11 Jun 2019
Neil Woodford faces pressure by the regulators
The head of the Financial Conduct Authority (FCA) has called for Woodford Equity Fund to be suspended and waive the management fees they charge investors.
This comes after MP Nicky Morgan remarked that Mr Woodford had reportedly been taking £100,000 per day.
MPs have also asked for details of the FCA’s contact with Neil Woodford to be published, after raising concerns that the watchdog may not have been as proactive while the company slipped into crisis.
Questions have been raised as to whether a formal investigation will be launched into Woodford Equity Income Fund, following events that led to blocking investors from cashing out their investments.
In a letter to Andrew Bailey, chief executive of the FCA, MP Nicky Morgan stated, that the suspension of the fund “has raised significant concerns about its impact on investors and the wider regulation and supervision of funds.”
“Questions have been raised about the FCA’s alertness to the problem.”
One of UK’s best-known stock-picker, Neil Woodford, suspended his flagship earlier on last week, after an increasing number of investors wanted to withdraw their money, as the result of some poor market bets.
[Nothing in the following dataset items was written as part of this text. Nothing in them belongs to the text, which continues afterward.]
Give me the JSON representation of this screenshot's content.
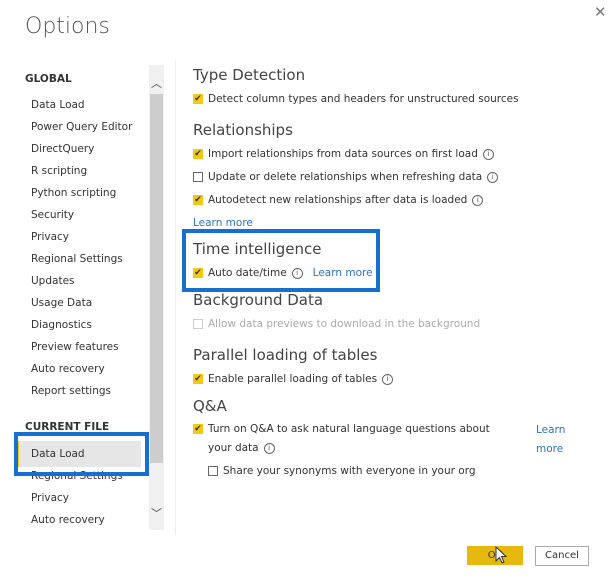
{
  "dialog": {
    "title": "Options",
    "close_icon": "close-icon"
  },
  "nav": {
    "global_header": "GLOBAL",
    "global_items": [
      "Data Load",
      "Power Query Editor",
      "DirectQuery",
      "R scripting",
      "Python scripting",
      "Security",
      "Privacy",
      "Regional Settings",
      "Updates",
      "Usage Data",
      "Diagnostics",
      "Preview features",
      "Auto recovery",
      "Report settings"
    ],
    "current_header": "CURRENT FILE",
    "current_items": [
      "Data Load",
      "Regional Settings",
      "Privacy",
      "Auto recovery"
    ],
    "selected": "Data Load",
    "selected_accent": "#f2c811"
  },
  "sections": {
    "type_detection": {
      "title": "Type Detection",
      "options": [
        {
          "label": "Detect column types and headers for unstructured sources",
          "checked": true
        }
      ]
    },
    "relationships": {
      "title": "Relationships",
      "options": [
        {
          "label": "Import relationships from data sources on first load",
          "checked": true,
          "info": true
        },
        {
          "label": "Update or delete relationships when refreshing data",
          "checked": false,
          "info": true
        },
        {
          "label": "Autodetect new relationships after data is loaded",
          "checked": true,
          "info": true
        }
      ],
      "learn_more": "Learn more"
    },
    "time_intelligence": {
      "title": "Time intelligence",
      "options": [
        {
          "label": "Auto date/time",
          "checked": true,
          "info": true
        }
      ],
      "learn_more": "Learn more"
    },
    "background_data": {
      "title": "Background Data",
      "options": [
        {
          "label": "Allow data previews to download in the background",
          "checked": false,
          "disabled": true
        }
      ]
    },
    "parallel_loading": {
      "title": "Parallel loading of tables",
      "options": [
        {
          "label": "Enable parallel loading of tables",
          "checked": true,
          "info": true
        }
      ]
    },
    "qna": {
      "title": "Q&A",
      "options": [
        {
          "label_line1": "Turn on Q&A to ask natural language questions about",
          "label_line2": "your data",
          "checked": true,
          "info": true
        },
        {
          "label": "Share your synonyms with everyone in your org",
          "checked": false
        }
      ],
      "learn_more_1": "Learn",
      "learn_more_2": "more"
    }
  },
  "footer": {
    "ok_label": "OK",
    "cancel_label": "Cancel"
  },
  "colors": {
    "accent": "#f2c811",
    "highlight": "#1570d1",
    "link": "#2b73c2"
  }
}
Mr Woodford remarked that he had taken this step in the best interest of his investors and to protect their investment.
Andrew Bailey said there was no time limit to the suspension and investors would get their money back “when the fund is put back into a condition when it can operate in an orderly fashion without disorderly sales.”
“The worst thing, in my view, for investors would be if there had to be a disorderly fire sale of assets, which of course would destroy value for them, so in our view, suspension is what we regard as a sensible safety valve.”
The FCA itself is under fire for not spotting warning signs earlier on.